Now, I was waking to an empty bed and teetering around an empty, much too quiet condo. Once I found the energy to muster out of the bed, I would find a cup of coffee and move to my balcony area for much-needed breathing space. The summer months were in full force and the tourism in our area was booming. I would sit on my balcony, watch mindlessly as the multitudes of families either arrived for their summer vacation or were awakening to spend another gleeful, cookout, yelling by the pool, “day in paradise.” unfortunately, for too long, I never noticed the breathtaking view from my balcony: I did not see the indoor/outdoor swimming pools on the property, along with the miniature golf course, the water slide, tennis courts, hot tub, etc. All I saw were happy families just out of my reach. I would stare, with tears streaming down my face, as the husbands/wives unpacked their minivans of their supplies for the week, as their lot of children ran gleefully in circles, squealing with excitement. I would watch the bathing suit clad couples, as they walked hand in hand, down the boardwalk for their morning/evening beach stroll and many nights, I would sit and listen as groups of people would emerge from their condos for an outdoor bar b que and a night game of volleyball. It never occurred to me that I could simply leave my condo and join them. At that phase in my life, I did not see the new world that was available to me and waiting for my taking. What I saw was a life that was no longer mine – I was a failure, the happiness that exuded from those families, used to be mine. Now I had nothing: nothing to offer, nothing to share. I was consumed with heartbreak and loneliness.

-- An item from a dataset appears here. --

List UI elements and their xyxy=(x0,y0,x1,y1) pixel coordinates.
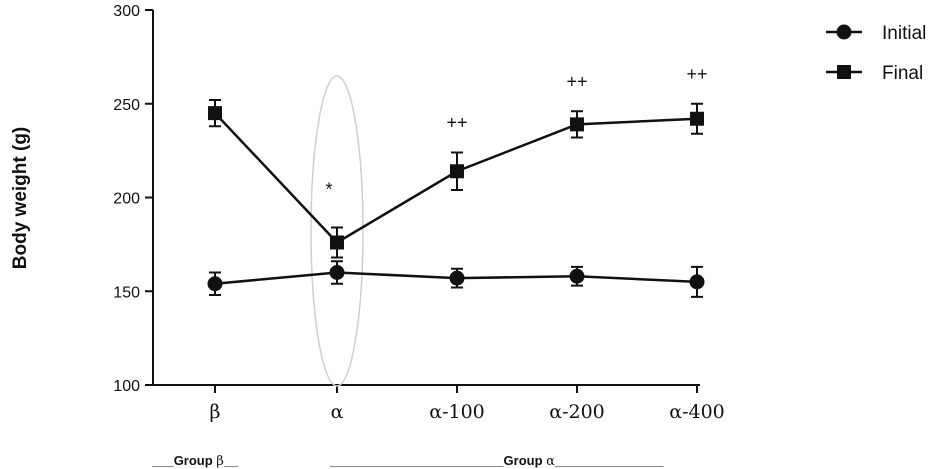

How was I going to make it? What was my belief system? How could I live my life with pride and integrity when I had participated in an immoral and unjustified extra marital affair?

Those were the big questions: the little questions were not simple either. What were my interests? Who was the person walking around inside this body called me? Do I like chocolate or vanilla ice cream? sweets or salty snacks? cats or dogs? What was my favorite color?

I can honestly tell you, I walked around for the entire summer of 2012 on auto pilot, stuck in this limbo. Nothing felt normal, or right, or human. Even the smallest activities, such as cooking dinner, created a large amount of stress for me. I began to wonder if anything would ever be “normal” again. Would I ever be able to spend a full day without crying? Would there ever be a time that I would find myself laughing? Would I ever awaken again, with peace in my heart?

It wasn’t until my 40th birthday, at the end of August, that life finally began to move forward and I was able to begin the journey of answering those questions.

 

The view from our balcony,

The view from our balcony,

The condo we rented. I never noticed the wet bar, until I just downloaded this photo off of the realtors web site. How did I not notice a wet bar?

The condo we rented. I never noticed the wet bar, until I just downloaded this photo off of the realtors web site. How did I not notice a wet bar?